"Good morning," he says, with a yawn. "The orderly was in a minute ago. Breakfast will be served at six-thirty."

In the trenches it's the hour when they pick up the dead.


VII

IN THE TRENCHES

By the first of October, 1914, every European war map had become a bore. After Von Kluck had conducted what a United States military attaché in Berlin told me was the most masterly retreat in the history of the world, the black fishhook line stopped moving across northern France and fastening its barb in Belgium, it ceased to move. Day after day, as we read the newspapers we saw that the line was the same; perhaps near Dixmude or Mulhausen it changed from time to time, but by November first it was evident that it was there to stay—for a time at least—and war maps became a bore. The reality of that line of ink is not, I assure you.

The next time you read your newspaper, glance again at the map of the West front. Follow the line that begins on the Channel above Calais, turning southeast above Ypres and ending in the passes of the Vosges in Alcasse; and then think of it in this way. On the dunes you can enter a ditch that has been dug across Europe from the English Channel to Mulhausen. You can walk about three hundred miles under ground, eat three meals a day, and sleep on officers' cots without once having to expose yourself in the open. You will realize as you see second, third, and fourth trenches parallel and connecting by labyrinthine passages that the amount of excavating required would dig a subway. The labor involved in the New York Aqueduct, the Chicago Subway, the irrigation works of our West seem trivial when you consider this work was done under fire.

Before I came to Germany I was told: "There is not much doing in the West. Both armies are marking time." Since then the battle line has become about three hundred miles long. A surgeon in the Feld Lazarette, in Vis-en-Artois, told me that they had on the average ten wounded a day and that their hospital was fed by a segment of the front about two miles long.
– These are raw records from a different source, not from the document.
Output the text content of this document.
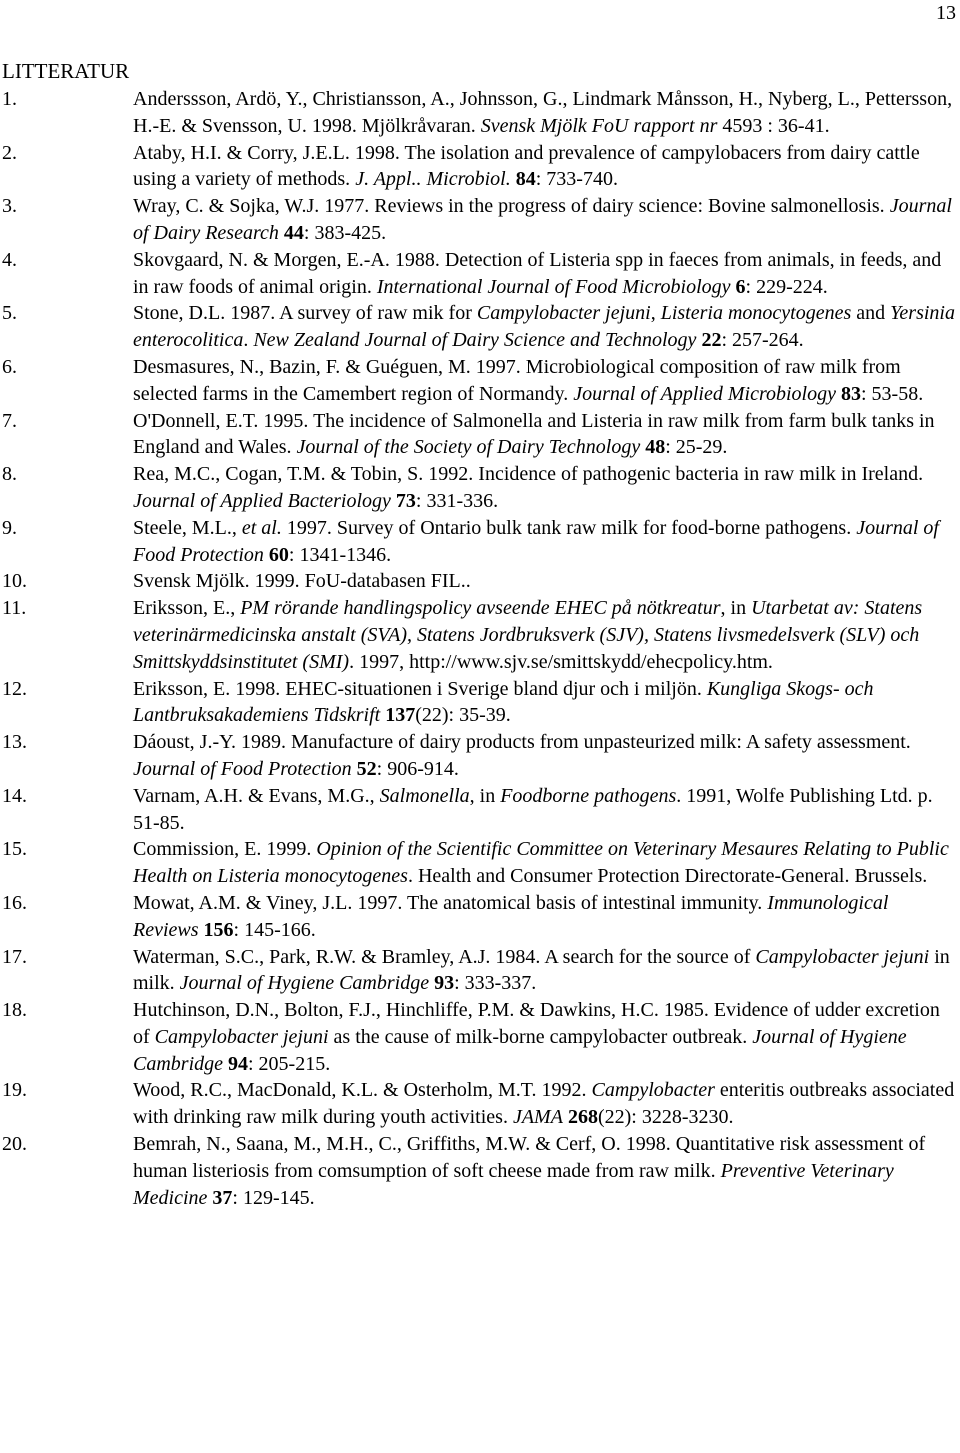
13
LITTERATUR
1.	Anderssson, Ardö, Y., Christiansson, A., Johnsson, G., Lindmark Månsson, H., Nyberg, L., Pettersson, H.-E. & Svensson, U. 1998. Mjölkråvaran. Svensk Mjölk FoU rapport nr 4593 : 36-41.
2.	Ataby, H.I. & Corry, J.E.L. 1998. The isolation and prevalence of campylobacers from dairy cattle using a variety of methods. J. Appl.. Microbiol. 84: 733-740.
3.	Wray, C. & Sojka, W.J. 1977. Reviews in the progress of dairy science: Bovine salmonellosis. Journal of Dairy Research 44: 383-425.
4.	Skovgaard, N. & Morgen, E.-A. 1988. Detection of Listeria spp in faeces from animals, in feeds, and in raw foods of animal origin. International Journal of Food Microbiology 6: 229-224.
5.	Stone, D.L. 1987. A survey of raw mik for Campylobacter jejuni, Listeria monocytogenes and Yersinia enterocolitica. New Zealand Journal of Dairy Science and Technology 22: 257-264.
6.	Desmasures, N., Bazin, F. & Guéguen, M. 1997. Microbiological composition of raw milk from selected farms in the Camembert region of Normandy. Journal of Applied Microbiology 83: 53-58.
7.	O'Donnell, E.T. 1995. The incidence of Salmonella and Listeria in raw milk from farm bulk tanks in England and Wales. Journal of the Society of Dairy Technology 48: 25-29.
8.	Rea, M.C., Cogan, T.M. & Tobin, S. 1992. Incidence of pathogenic bacteria in raw milk in Ireland. Journal of Applied Bacteriology 73: 331-336.
9.	Steele, M.L., et al. 1997. Survey of Ontario bulk tank raw milk for food-borne pathogens. Journal of Food Protection 60: 1341-1346.
10.	Svensk Mjölk. 1999. FoU-databasen FIL..
11.	Eriksson, E., PM rörande handlingspolicy avseende EHEC på nötkreatur, in Utarbetat av: Statens veterinärmedicinska anstalt (SVA), Statens Jordbruksverk (SJV), Statens livsmedelsverk (SLV) och Smittskyddsinstitutet (SMI). 1997, http://www.sjv.se/smittskydd/ehecpolicy.htm.
12.	Eriksson, E. 1998. EHEC-situationen i Sverige bland djur och i miljön. Kungliga Skogs- och Lantbruksakademiens Tidskrift 137(22): 35-39.
13.	Dáoust, J.-Y. 1989. Manufacture of dairy products from unpasteurized milk: A safety assessment. Journal of Food Protection 52: 906-914.
14.	Varnam, A.H. & Evans, M.G., Salmonella, in Foodborne pathogens. 1991, Wolfe Publishing Ltd. p. 51-85.
15.	Commission, E. 1999. Opinion of the Scientific Committee on Veterinary Mesaures Relating to Public Health on Listeria monocytogenes. Health and Consumer Protection Directorate-General. Brussels.
16.	Mowat, A.M. & Viney, J.L. 1997. The anatomical basis of intestinal immunity. Immunological Reviews 156: 145-166.
17.	Waterman, S.C., Park, R.W. & Bramley, A.J. 1984. A search for the source of Campylobacter jejuni in milk. Journal of Hygiene Cambridge 93: 333-337.
18.	Hutchinson, D.N., Bolton, F.J., Hinchliffe, P.M. & Dawkins, H.C. 1985. Evidence of udder excretion of Campylobacter jejuni as the cause of milk-borne campylobacter outbreak. Journal of Hygiene Cambridge 94: 205-215.
19.	Wood, R.C., MacDonald, K.L. & Osterholm, M.T. 1992. Campylobacter enteritis outbreaks associated with drinking raw milk during youth activities. JAMA 268(22): 3228-3230.
20.	Bemrah, N., Saana, M., M.H., C., Griffiths, M.W. & Cerf, O. 1998. Quantitative risk assessment of human listeriosis from comsumption of soft cheese made from raw milk. Preventive Veterinary Medicine 37: 129-145.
When you recall the terrific fighting near the Channel ports, this average is not high for the whole line. So when you glance at the little map in your newspaper think of it as meaning three thousand wounded men a day, ninety thousand a month, and a tenth as many dead. Remember also the Ypres Canal, where soldiers have gone mad and thrown themselves into red water, and at the same time the field of Soissons, strewn twice with the dead; of men in the trenches of the Argonne, undermined, dynamited, their bodies blown as high as leafless forest trees.

Again, when any one says to you, "There is not much doing in the West," imagine a three hundred mile line with three quarters of a million soldiers standing in muddy brown water, and three quarters of a million more, too, whom they have just relieved, lying on beds of straw, too exhausted to remove their uniforms until it is time to wash; think of that line in which for every five minutes of every day a German is being killed—and God knows how many English, French and Belgians.